Alphonse Lemerre, éditeur (Tome deuxièmep. 50-53).

XXIX

ASPASIE.


Ton image revient quelquefois devant ma pensée, Aspasie. Tantôt, dans les lieux habités, je la vois briller fugitivement sur d’autres visages ; tantôt, dans les campagnes désertes, à la sérénité du jour ou au silence des étoiles, comme réveillée par une suave harmonie, cette superbe vision renaît dans mon âme prête à défaillir. Vision adorée, ô dieux, jadis à la fois mes délices et mes furies ! Et jamais je ne sens les parfums de la plage fleurie, ni l’odeur des fleurs dans les rues de la ville, sans que je te voie encore telle que tu étais le jour où, dans tes élégants appartements, tout embaumés des fleurs nouvelles du printemps, ta forme angélique s’offrit à moi vêtue de la couleur de la sombre violette, inclinée sur des fourrures brillantes et entourée de mystérieuse volupté. Savante charmeuse, tu faisais sonner de chauds baisers sur les lèvres rondes de tes enfants, montrant ton cou de neige et les serrant, eux qui ignoraient tes desseins, avec ta main gracieuse sur ton sein désiré et caché. Un nouveau ciel, une nouvelle terre et comme un rayon divin apparurent à ma pensée. Ainsi dans ma poitrine, qui cependant n’était pas désarmée, ton bras enfonça de vive force le trait que je portai en gémissant dans ma blessure jusqu’à ce que le soleil eût deux fois parcouru sa carrière annuelle.

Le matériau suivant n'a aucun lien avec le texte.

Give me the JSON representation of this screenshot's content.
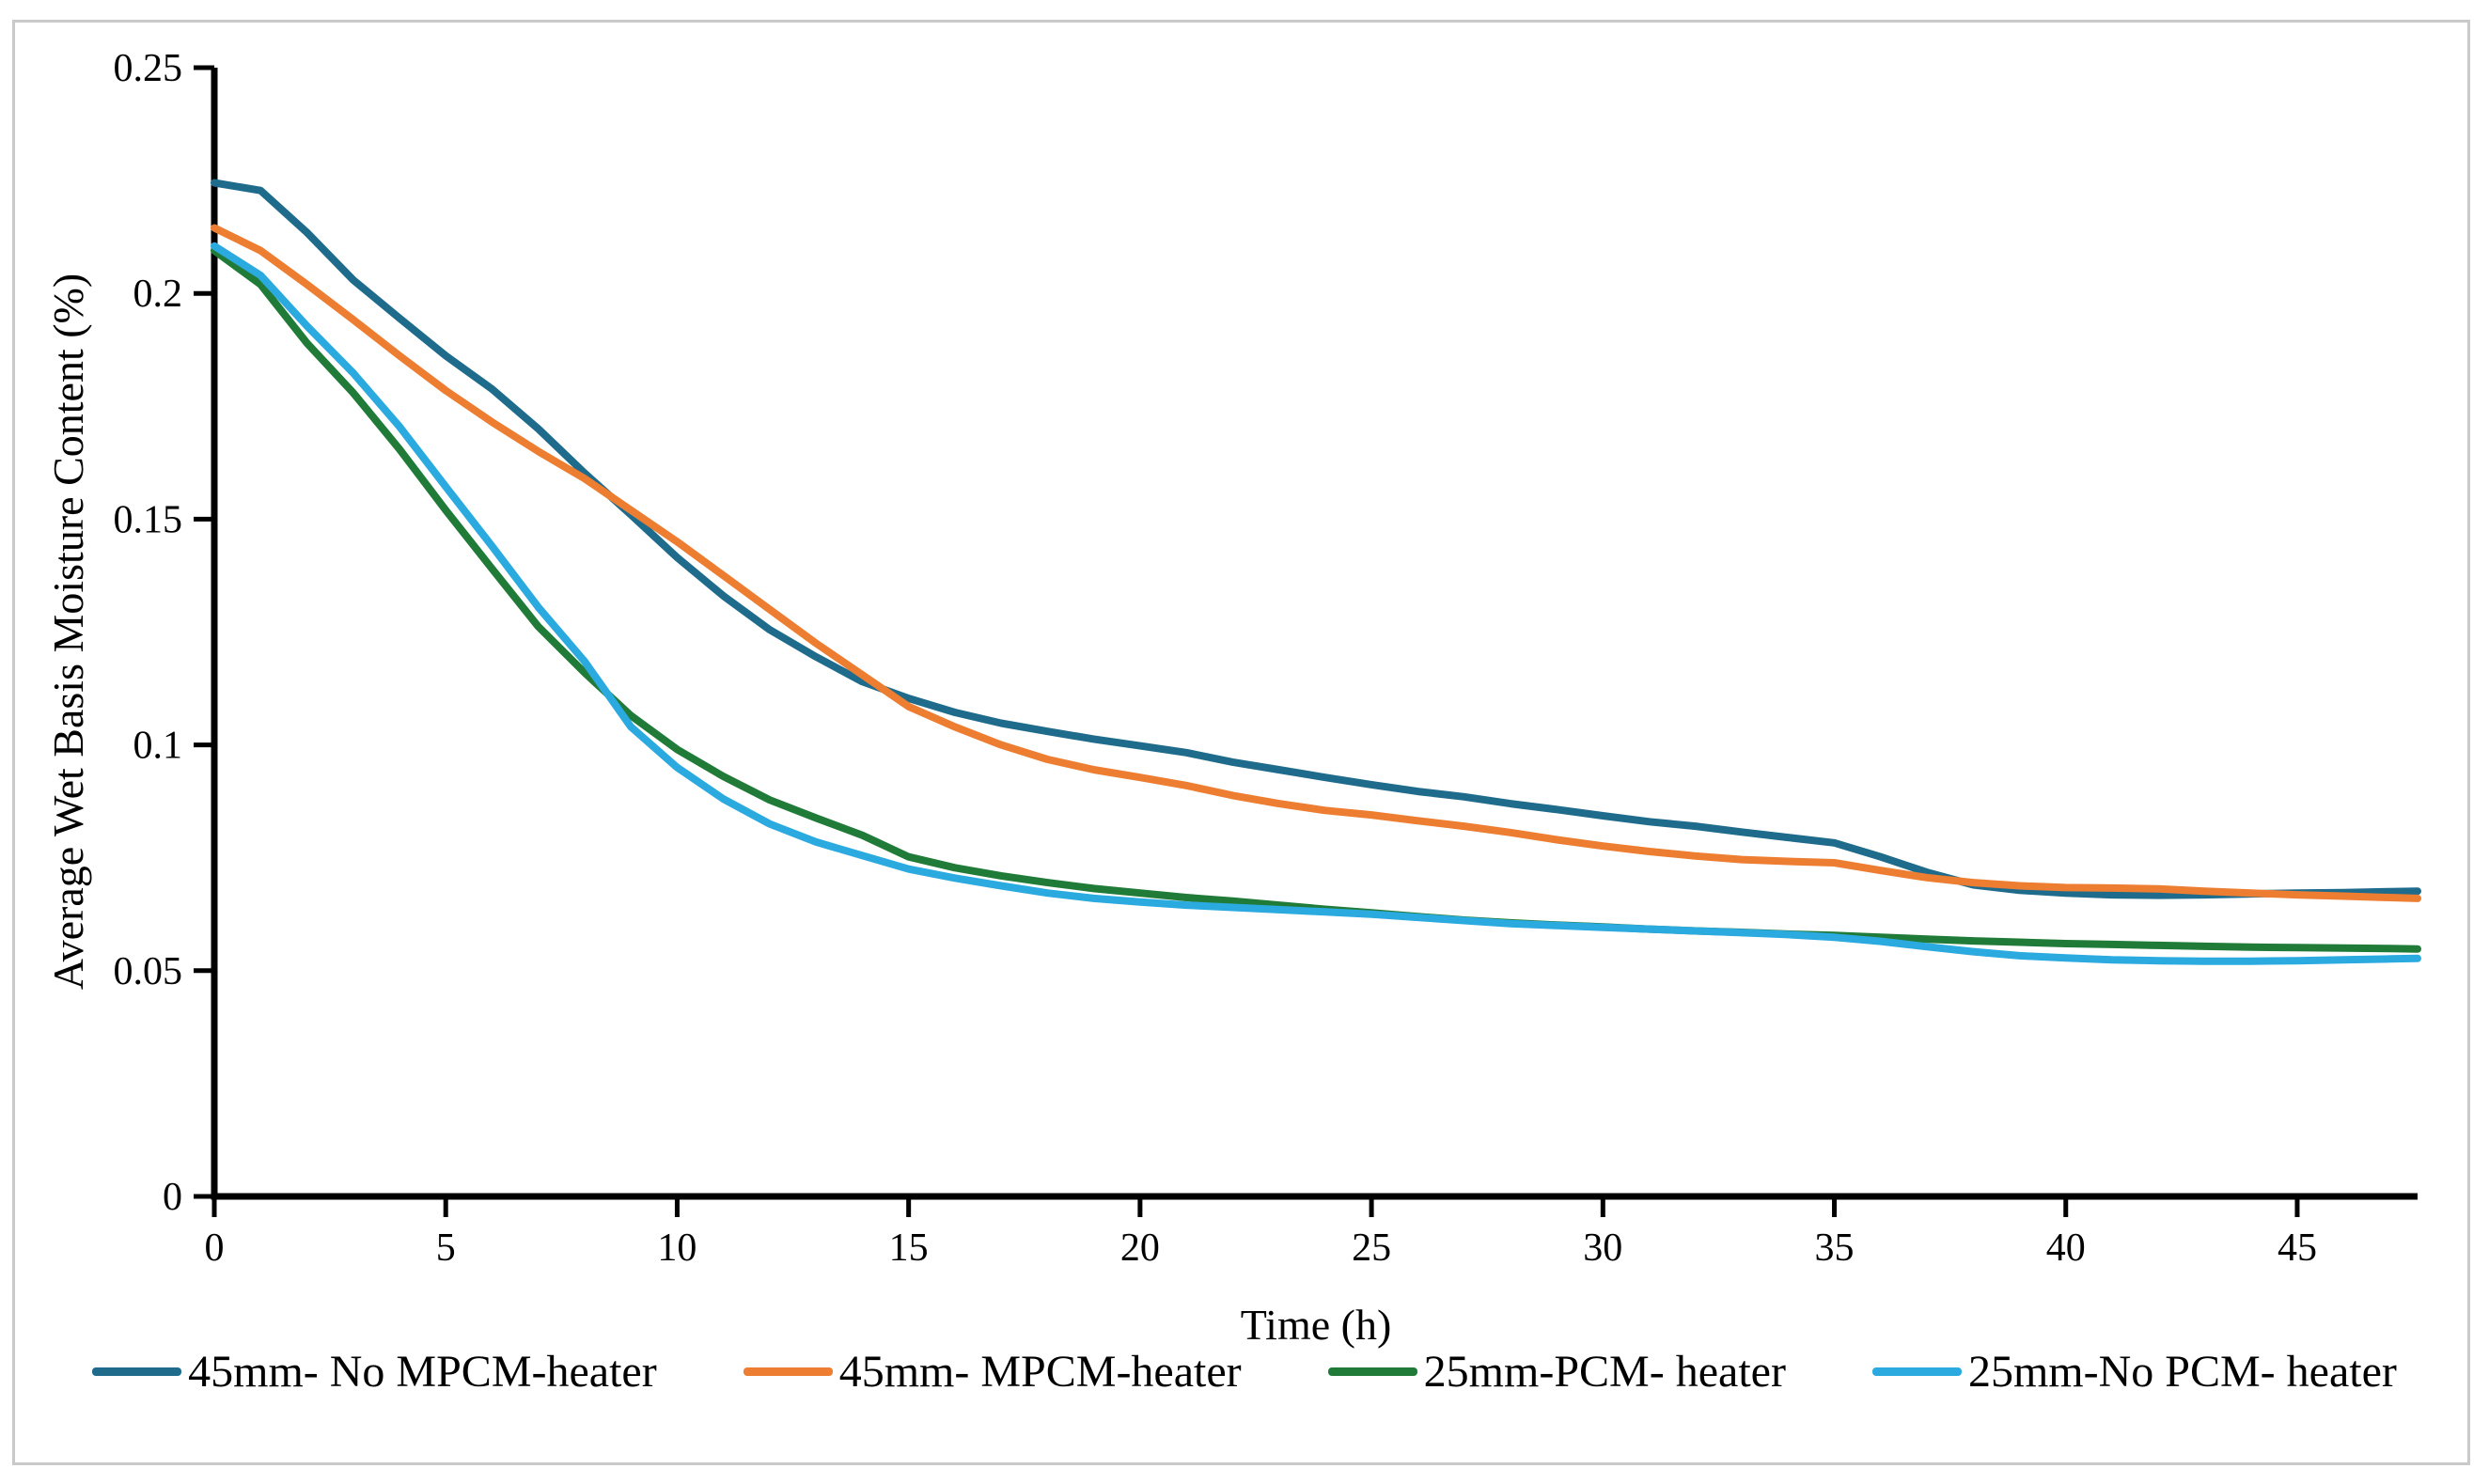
{
  "figure": {
    "background": "#FFFFFF",
    "border_color": "#C9C9C9"
  },
  "chart_data": {
    "type": "line",
    "title": "",
    "xlabel": "Time (h)",
    "ylabel": "Average Wet Basis Moisture Content (%)",
    "xlim": [
      0,
      47.6
    ],
    "ylim": [
      0,
      0.25
    ],
    "grid": false,
    "legend_position": "bottom",
    "x_ticks": [
      0,
      5,
      10,
      15,
      20,
      25,
      30,
      35,
      40,
      45
    ],
    "x_tick_labels": [
      "0",
      "5",
      "10",
      "15",
      "20",
      "25",
      "30",
      "35",
      "40",
      "45"
    ],
    "y_ticks": [
      0,
      0.05,
      0.1,
      0.15,
      0.2,
      0.25
    ],
    "y_tick_labels": [
      "0",
      "0.05",
      "0.1",
      "0.15",
      "0.2",
      "0.25"
    ],
    "x": [
      0,
      1,
      2,
      3,
      4,
      5,
      6,
      7,
      8,
      9,
      10,
      11,
      12,
      13,
      14,
      15,
      16,
      17,
      18,
      19,
      20,
      21,
      22,
      23,
      24,
      25,
      26,
      27,
      28,
      29,
      30,
      31,
      32,
      33,
      34,
      35,
      36,
      37,
      38,
      39,
      40,
      41,
      42,
      43,
      44,
      45,
      46,
      47,
      47.6
    ],
    "series": [
      {
        "name": "45mm- No MPCM-heater",
        "color": "#1F6B8C",
        "values": [
          0.2245,
          0.2228,
          0.2135,
          0.203,
          0.1945,
          0.1862,
          0.1788,
          0.17,
          0.1602,
          0.151,
          0.1415,
          0.133,
          0.1255,
          0.1195,
          0.114,
          0.1103,
          0.1072,
          0.1048,
          0.103,
          0.1013,
          0.0998,
          0.0983,
          0.0962,
          0.0945,
          0.0928,
          0.0912,
          0.0897,
          0.0885,
          0.087,
          0.0857,
          0.0843,
          0.083,
          0.082,
          0.0807,
          0.0795,
          0.0783,
          0.0752,
          0.0718,
          0.069,
          0.0678,
          0.0672,
          0.0668,
          0.0667,
          0.0668,
          0.067,
          0.0672,
          0.0673,
          0.0675,
          0.0676
        ]
      },
      {
        "name": "45mm- MPCM-heater",
        "color": "#ED7D31",
        "values": [
          0.2145,
          0.2095,
          0.202,
          0.1942,
          0.1862,
          0.1785,
          0.1715,
          0.165,
          0.159,
          0.152,
          0.145,
          0.1375,
          0.13,
          0.1225,
          0.1155,
          0.1085,
          0.104,
          0.1,
          0.0968,
          0.0945,
          0.0928,
          0.091,
          0.0888,
          0.087,
          0.0855,
          0.0845,
          0.0832,
          0.082,
          0.0806,
          0.079,
          0.0776,
          0.0764,
          0.0754,
          0.0746,
          0.0742,
          0.0739,
          0.0722,
          0.0706,
          0.0695,
          0.0688,
          0.0684,
          0.0683,
          0.0681,
          0.0676,
          0.0672,
          0.0668,
          0.0665,
          0.0662,
          0.066
        ]
      },
      {
        "name": "25mm-PCM- heater",
        "color": "#217B38",
        "values": [
          0.2095,
          0.202,
          0.189,
          0.178,
          0.1655,
          0.152,
          0.139,
          0.1262,
          0.116,
          0.1065,
          0.099,
          0.093,
          0.0878,
          0.0838,
          0.08,
          0.0752,
          0.0728,
          0.071,
          0.0695,
          0.0682,
          0.0672,
          0.0662,
          0.0654,
          0.0645,
          0.0636,
          0.0628,
          0.062,
          0.0612,
          0.0606,
          0.0601,
          0.0597,
          0.0592,
          0.0588,
          0.0585,
          0.0581,
          0.0578,
          0.0574,
          0.057,
          0.0566,
          0.0563,
          0.056,
          0.0558,
          0.0556,
          0.0554,
          0.0552,
          0.0551,
          0.055,
          0.0549,
          0.0548
        ]
      },
      {
        "name": "25mm-No PCM- heater",
        "color": "#2BAAE0",
        "values": [
          0.2105,
          0.204,
          0.1928,
          0.1824,
          0.1705,
          0.1572,
          0.144,
          0.1305,
          0.1185,
          0.104,
          0.095,
          0.088,
          0.0825,
          0.0785,
          0.0755,
          0.0725,
          0.0705,
          0.0688,
          0.0672,
          0.066,
          0.0652,
          0.0645,
          0.064,
          0.0635,
          0.063,
          0.0625,
          0.0618,
          0.0611,
          0.0604,
          0.06,
          0.0596,
          0.0592,
          0.0588,
          0.0584,
          0.058,
          0.0574,
          0.0565,
          0.0553,
          0.0542,
          0.0533,
          0.0528,
          0.0524,
          0.0522,
          0.0521,
          0.0521,
          0.0522,
          0.0524,
          0.0526,
          0.0527
        ]
      }
    ]
  }
}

Femme, ta beauté apparut à ma pensée comme un rayon divin. La beauté et la musique font le même effet : elles semblent souvent nous révéler le mystère profond des Élysées ignorés. Le mortel frappé désire la fille de son esprit, l’amoureuse idée qui renferme en elle une grande partie de l’Olympe, toute semblable de visage, de manière, de parole, à la femme que l’amant ravi croit confusément désirer et aimer. Enfin reconnaissant son erreur et le changement d’objet, il s’irrite, et souvent accuse la femme bien à tort. Le caractère d’une femme s’élève rarement à cette image élevée ; elle ne pense pas à ce que sa beauté inspire à ses amants généreux et ne pourrait le comprendre. Une conception si haute ne tient pas dans son front étroit. L’homme trompé a tort d’espérer en ces regards au si vif éclat, d’y chercher des sentiments profonds, inconnus, et plus que virils : sa nature n’est-elle pas inférieure en tout à celle de l’homme ? Si ses membres sont plus tendres et plus minces, son esprit a moins de force et de capacité.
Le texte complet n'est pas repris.